The Secret Scripture by Sebastian Barry

It seems like there is a glut of books now where two parallel narratives in two times link up to solve the mysteries of the other, one being in the past and the other being in the present. It feels like it’s own genre, perhaps. One of the finest examples of this is Sebastian Barry’s tale of a woman in Ireland in the early 1900’s and her subsequent interment in one of the countries mental hospitals. The book explores her life as she remembers it and her life now at almost a hundred years old as her doctor in the hospital tries to discover her past.

The mystery of what she has suffered and why she came to be there are the driving thrust of the narrative, but like many stories of Ireland, it focuses on war, poverty and religious zealotry. It’s a book about the history of Ireland and how everyday people survived there during times of great upheaval and turmoil, and Roseanne is the symbol, the personification of those people. She’s a woman whose father was on the wrong side of the war, was of the wrong religion, and who managed to annoy a local priest by being too beautiful. She’s sent to a mental asylum like many were who did not fit into the regime.

But what are the circumstances of her life? What reason was given for her to be sent there? And can her remaining documents be trusted?
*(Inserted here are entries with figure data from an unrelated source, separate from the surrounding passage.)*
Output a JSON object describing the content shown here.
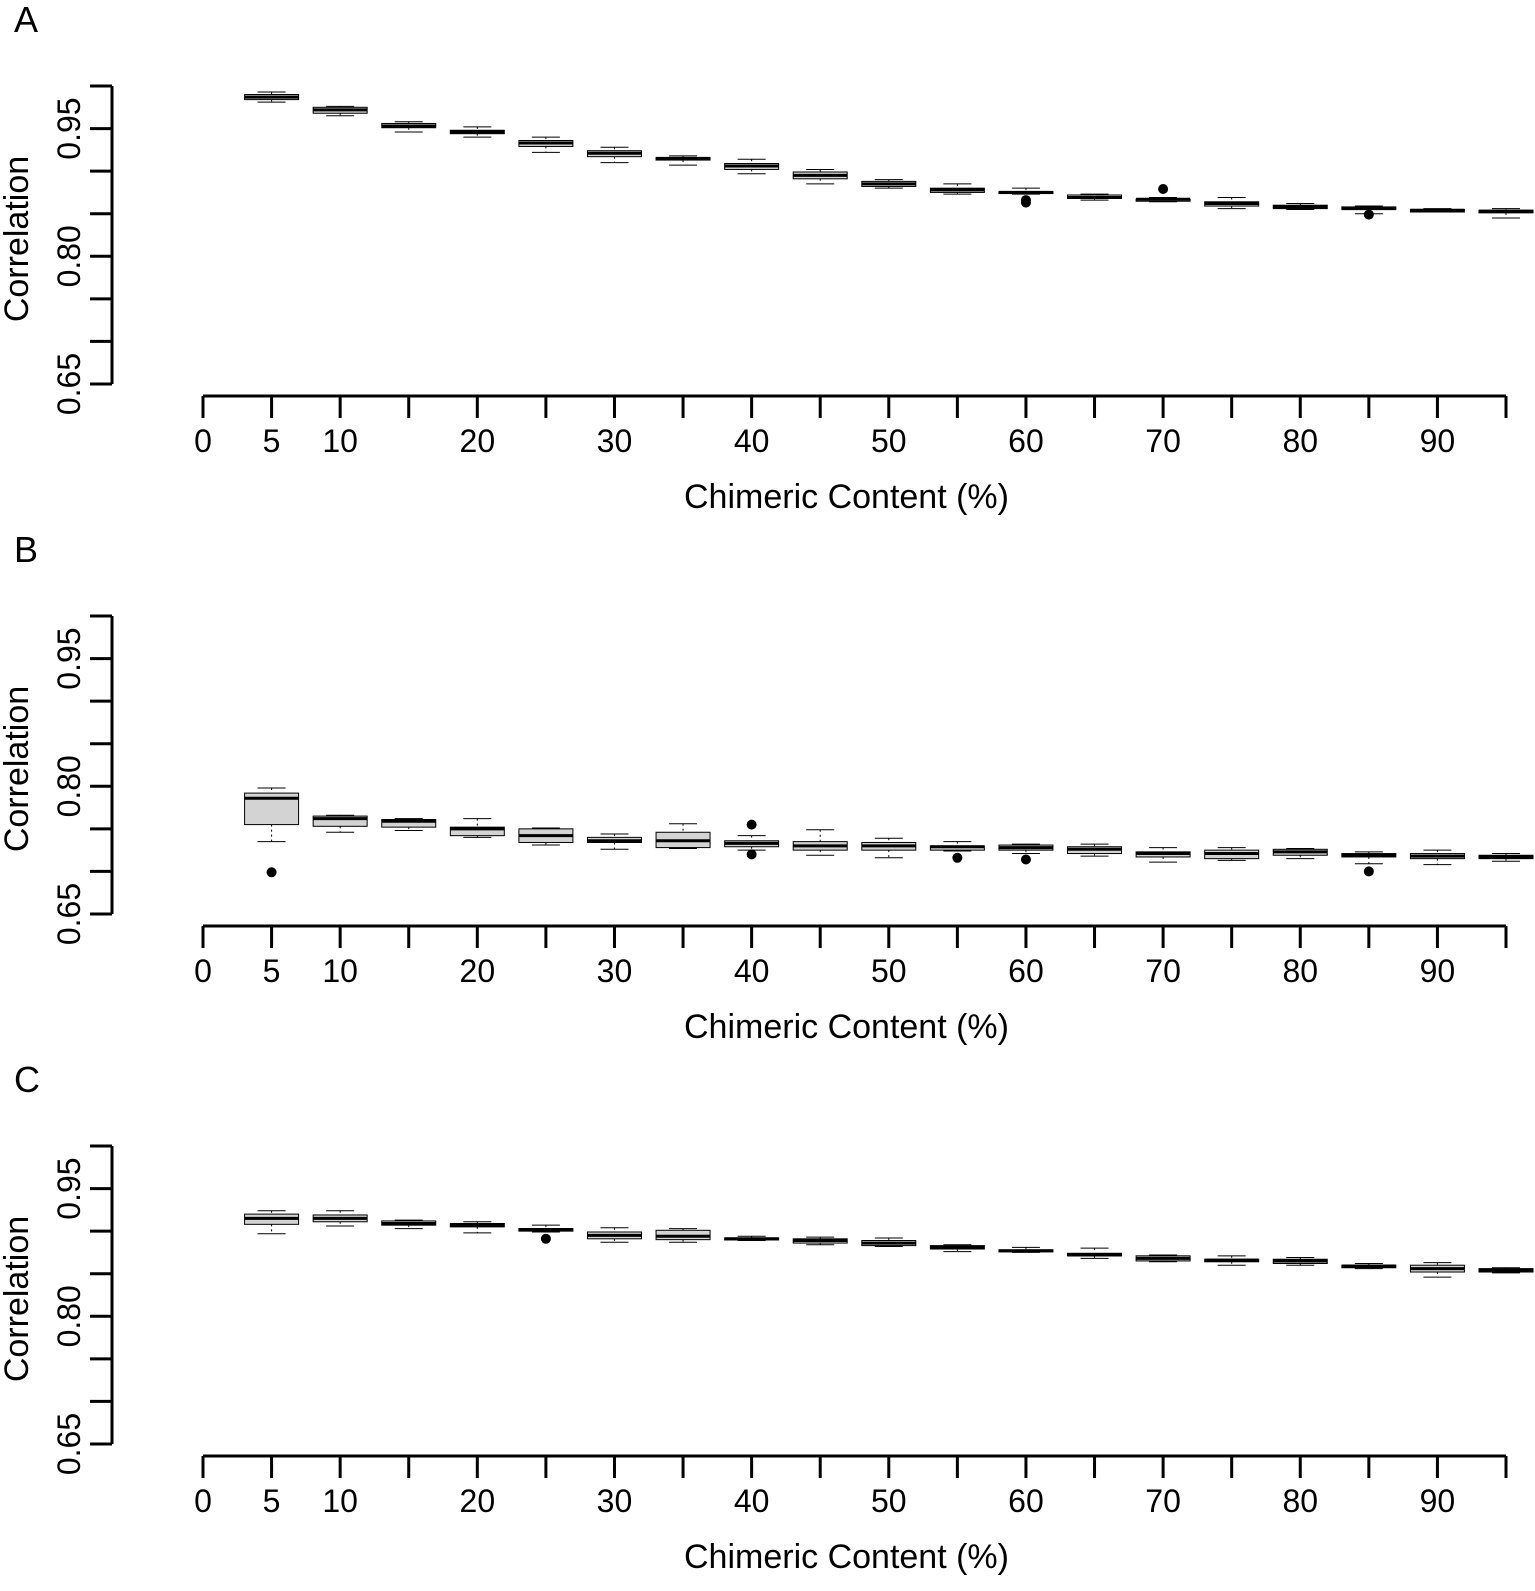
{
  "chart_data": [
    {
      "type": "box",
      "panel_label": "A",
      "xlabel": "Chimeric Content (%)",
      "ylabel": "Correlation",
      "ylim": [
        0.65,
        1.0
      ],
      "xlim": [
        0,
        95
      ],
      "yticks": [
        0.65,
        0.8,
        0.95
      ],
      "yticks_minor": [
        0.7,
        0.75,
        0.85,
        0.9,
        1.0
      ],
      "xticks_labeled": [
        0,
        5,
        10,
        20,
        30,
        40,
        50,
        60,
        70,
        80,
        90
      ],
      "xticks_all": [
        0,
        5,
        10,
        15,
        20,
        25,
        30,
        35,
        40,
        45,
        50,
        55,
        60,
        65,
        70,
        75,
        80,
        85,
        90,
        95
      ],
      "boxes": [
        {
          "x": 5,
          "min": 0.981,
          "q1": 0.984,
          "median": 0.987,
          "q3": 0.99,
          "max": 0.993,
          "outliers": []
        },
        {
          "x": 10,
          "min": 0.965,
          "q1": 0.968,
          "median": 0.972,
          "q3": 0.975,
          "max": 0.976,
          "outliers": []
        },
        {
          "x": 15,
          "min": 0.946,
          "q1": 0.951,
          "median": 0.953,
          "q3": 0.956,
          "max": 0.958,
          "outliers": []
        },
        {
          "x": 20,
          "min": 0.94,
          "q1": 0.944,
          "median": 0.946,
          "q3": 0.948,
          "max": 0.952,
          "outliers": []
        },
        {
          "x": 25,
          "min": 0.922,
          "q1": 0.929,
          "median": 0.933,
          "q3": 0.936,
          "max": 0.94,
          "outliers": []
        },
        {
          "x": 30,
          "min": 0.91,
          "q1": 0.917,
          "median": 0.921,
          "q3": 0.924,
          "max": 0.928,
          "outliers": []
        },
        {
          "x": 35,
          "min": 0.907,
          "q1": 0.913,
          "median": 0.915,
          "q3": 0.916,
          "max": 0.918,
          "outliers": []
        },
        {
          "x": 40,
          "min": 0.897,
          "q1": 0.902,
          "median": 0.906,
          "q3": 0.909,
          "max": 0.914,
          "outliers": []
        },
        {
          "x": 45,
          "min": 0.885,
          "q1": 0.891,
          "median": 0.895,
          "q3": 0.899,
          "max": 0.902,
          "outliers": []
        },
        {
          "x": 50,
          "min": 0.88,
          "q1": 0.882,
          "median": 0.885,
          "q3": 0.888,
          "max": 0.89,
          "outliers": []
        },
        {
          "x": 55,
          "min": 0.873,
          "q1": 0.875,
          "median": 0.878,
          "q3": 0.88,
          "max": 0.885,
          "outliers": []
        },
        {
          "x": 60,
          "min": 0.873,
          "q1": 0.874,
          "median": 0.875,
          "q3": 0.876,
          "max": 0.88,
          "outliers": [
            0.863,
            0.866
          ]
        },
        {
          "x": 65,
          "min": 0.866,
          "q1": 0.868,
          "median": 0.869,
          "q3": 0.872,
          "max": 0.873,
          "outliers": []
        },
        {
          "x": 70,
          "min": 0.864,
          "q1": 0.866,
          "median": 0.867,
          "q3": 0.867,
          "max": 0.869,
          "outliers": [
            0.879
          ]
        },
        {
          "x": 75,
          "min": 0.856,
          "q1": 0.859,
          "median": 0.862,
          "q3": 0.864,
          "max": 0.869,
          "outliers": []
        },
        {
          "x": 80,
          "min": 0.855,
          "q1": 0.856,
          "median": 0.858,
          "q3": 0.86,
          "max": 0.862,
          "outliers": []
        },
        {
          "x": 85,
          "min": 0.85,
          "q1": 0.855,
          "median": 0.856,
          "q3": 0.858,
          "max": 0.859,
          "outliers": [
            0.849
          ]
        },
        {
          "x": 90,
          "min": 0.852,
          "q1": 0.852,
          "median": 0.854,
          "q3": 0.855,
          "max": 0.856,
          "outliers": []
        },
        {
          "x": 95,
          "min": 0.845,
          "q1": 0.851,
          "median": 0.853,
          "q3": 0.854,
          "max": 0.856,
          "outliers": []
        }
      ]
    },
    {
      "type": "box",
      "panel_label": "B",
      "xlabel": "Chimeric Content (%)",
      "ylabel": "Correlation",
      "ylim": [
        0.65,
        1.0
      ],
      "xlim": [
        0,
        95
      ],
      "yticks": [
        0.65,
        0.8,
        0.95
      ],
      "yticks_minor": [
        0.7,
        0.75,
        0.85,
        0.9,
        1.0
      ],
      "xticks_labeled": [
        0,
        5,
        10,
        20,
        30,
        40,
        50,
        60,
        70,
        80,
        90
      ],
      "xticks_all": [
        0,
        5,
        10,
        15,
        20,
        25,
        30,
        35,
        40,
        45,
        50,
        55,
        60,
        65,
        70,
        75,
        80,
        85,
        90,
        95
      ],
      "boxes": [
        {
          "x": 5,
          "min": 0.735,
          "q1": 0.755,
          "median": 0.786,
          "q3": 0.792,
          "max": 0.798,
          "outliers": [
            0.699
          ]
        },
        {
          "x": 10,
          "min": 0.746,
          "q1": 0.753,
          "median": 0.762,
          "q3": 0.765,
          "max": 0.766,
          "outliers": []
        },
        {
          "x": 15,
          "min": 0.748,
          "q1": 0.752,
          "median": 0.759,
          "q3": 0.761,
          "max": 0.762,
          "outliers": []
        },
        {
          "x": 20,
          "min": 0.74,
          "q1": 0.742,
          "median": 0.75,
          "q3": 0.752,
          "max": 0.762,
          "outliers": []
        },
        {
          "x": 25,
          "min": 0.731,
          "q1": 0.734,
          "median": 0.742,
          "q3": 0.75,
          "max": 0.751,
          "outliers": []
        },
        {
          "x": 30,
          "min": 0.726,
          "q1": 0.734,
          "median": 0.736,
          "q3": 0.74,
          "max": 0.744,
          "outliers": []
        },
        {
          "x": 35,
          "min": 0.727,
          "q1": 0.728,
          "median": 0.736,
          "q3": 0.746,
          "max": 0.756,
          "outliers": []
        },
        {
          "x": 40,
          "min": 0.725,
          "q1": 0.729,
          "median": 0.733,
          "q3": 0.736,
          "max": 0.742,
          "outliers": [
            0.72,
            0.755
          ]
        },
        {
          "x": 45,
          "min": 0.719,
          "q1": 0.725,
          "median": 0.73,
          "q3": 0.735,
          "max": 0.749,
          "outliers": []
        },
        {
          "x": 50,
          "min": 0.716,
          "q1": 0.725,
          "median": 0.73,
          "q3": 0.734,
          "max": 0.739,
          "outliers": []
        },
        {
          "x": 55,
          "min": 0.724,
          "q1": 0.725,
          "median": 0.729,
          "q3": 0.73,
          "max": 0.735,
          "outliers": [
            0.716
          ]
        },
        {
          "x": 60,
          "min": 0.721,
          "q1": 0.725,
          "median": 0.728,
          "q3": 0.731,
          "max": 0.732,
          "outliers": [
            0.714
          ]
        },
        {
          "x": 65,
          "min": 0.718,
          "q1": 0.721,
          "median": 0.726,
          "q3": 0.729,
          "max": 0.732,
          "outliers": []
        },
        {
          "x": 70,
          "min": 0.711,
          "q1": 0.717,
          "median": 0.721,
          "q3": 0.723,
          "max": 0.728,
          "outliers": []
        },
        {
          "x": 75,
          "min": 0.713,
          "q1": 0.715,
          "median": 0.721,
          "q3": 0.725,
          "max": 0.728,
          "outliers": []
        },
        {
          "x": 80,
          "min": 0.715,
          "q1": 0.719,
          "median": 0.723,
          "q3": 0.726,
          "max": 0.727,
          "outliers": []
        },
        {
          "x": 85,
          "min": 0.709,
          "q1": 0.717,
          "median": 0.719,
          "q3": 0.721,
          "max": 0.723,
          "outliers": [
            0.7
          ]
        },
        {
          "x": 90,
          "min": 0.708,
          "q1": 0.715,
          "median": 0.718,
          "q3": 0.721,
          "max": 0.725,
          "outliers": []
        },
        {
          "x": 95,
          "min": 0.712,
          "q1": 0.715,
          "median": 0.717,
          "q3": 0.719,
          "max": 0.721,
          "outliers": []
        }
      ]
    },
    {
      "type": "box",
      "panel_label": "C",
      "xlabel": "Chimeric Content (%)",
      "ylabel": "Correlation",
      "ylim": [
        0.65,
        1.0
      ],
      "xlim": [
        0,
        95
      ],
      "yticks": [
        0.65,
        0.8,
        0.95
      ],
      "yticks_minor": [
        0.7,
        0.75,
        0.85,
        0.9,
        1.0
      ],
      "xticks_labeled": [
        0,
        5,
        10,
        20,
        30,
        40,
        50,
        60,
        70,
        80,
        90
      ],
      "xticks_all": [
        0,
        5,
        10,
        15,
        20,
        25,
        30,
        35,
        40,
        45,
        50,
        55,
        60,
        65,
        70,
        75,
        80,
        85,
        90,
        95
      ],
      "boxes": [
        {
          "x": 5,
          "min": 0.897,
          "q1": 0.908,
          "median": 0.915,
          "q3": 0.92,
          "max": 0.924,
          "outliers": []
        },
        {
          "x": 10,
          "min": 0.906,
          "q1": 0.911,
          "median": 0.915,
          "q3": 0.919,
          "max": 0.924,
          "outliers": []
        },
        {
          "x": 15,
          "min": 0.903,
          "q1": 0.907,
          "median": 0.909,
          "q3": 0.912,
          "max": 0.913,
          "outliers": []
        },
        {
          "x": 20,
          "min": 0.898,
          "q1": 0.905,
          "median": 0.907,
          "q3": 0.909,
          "max": 0.911,
          "outliers": []
        },
        {
          "x": 25,
          "min": 0.899,
          "q1": 0.9,
          "median": 0.902,
          "q3": 0.903,
          "max": 0.907,
          "outliers": [
            0.891
          ]
        },
        {
          "x": 30,
          "min": 0.887,
          "q1": 0.891,
          "median": 0.895,
          "q3": 0.899,
          "max": 0.904,
          "outliers": []
        },
        {
          "x": 35,
          "min": 0.887,
          "q1": 0.89,
          "median": 0.894,
          "q3": 0.901,
          "max": 0.903,
          "outliers": []
        },
        {
          "x": 40,
          "min": 0.889,
          "q1": 0.89,
          "median": 0.891,
          "q3": 0.892,
          "max": 0.894,
          "outliers": []
        },
        {
          "x": 45,
          "min": 0.884,
          "q1": 0.886,
          "median": 0.889,
          "q3": 0.891,
          "max": 0.893,
          "outliers": []
        },
        {
          "x": 50,
          "min": 0.882,
          "q1": 0.883,
          "median": 0.886,
          "q3": 0.889,
          "max": 0.892,
          "outliers": []
        },
        {
          "x": 55,
          "min": 0.876,
          "q1": 0.879,
          "median": 0.881,
          "q3": 0.883,
          "max": 0.884,
          "outliers": []
        },
        {
          "x": 60,
          "min": 0.875,
          "q1": 0.876,
          "median": 0.877,
          "q3": 0.878,
          "max": 0.881,
          "outliers": []
        },
        {
          "x": 65,
          "min": 0.868,
          "q1": 0.871,
          "median": 0.872,
          "q3": 0.874,
          "max": 0.88,
          "outliers": []
        },
        {
          "x": 70,
          "min": 0.864,
          "q1": 0.865,
          "median": 0.868,
          "q3": 0.871,
          "max": 0.872,
          "outliers": []
        },
        {
          "x": 75,
          "min": 0.86,
          "q1": 0.864,
          "median": 0.866,
          "q3": 0.867,
          "max": 0.871,
          "outliers": []
        },
        {
          "x": 80,
          "min": 0.86,
          "q1": 0.862,
          "median": 0.865,
          "q3": 0.867,
          "max": 0.869,
          "outliers": []
        },
        {
          "x": 85,
          "min": 0.856,
          "q1": 0.857,
          "median": 0.859,
          "q3": 0.86,
          "max": 0.862,
          "outliers": []
        },
        {
          "x": 90,
          "min": 0.846,
          "q1": 0.852,
          "median": 0.856,
          "q3": 0.86,
          "max": 0.863,
          "outliers": []
        },
        {
          "x": 95,
          "min": 0.851,
          "q1": 0.852,
          "median": 0.854,
          "q3": 0.856,
          "max": 0.857,
          "outliers": []
        }
      ]
    }
  ],
  "colors": {
    "box_fill": "#d3d3d3",
    "stroke": "#000000",
    "background": "#ffffff"
  }
}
Barry writes with a beautiful, lyrical style. Though he takes in everyday people and monumental losses, he writes with a hint of poetry to his sentences. His characters search their souls and ponder the meaning of things, the meaning of themselves. So the book is more than a sensational mystery that takes in the darker part of life, but rather an exploration of the human condition under stress and in isolation. How do we survive the unsurvivable? What happens to us when we do?

Read It If: you like Irish history, or you love a little mystery to your stories. Beautifully written and tragically sad.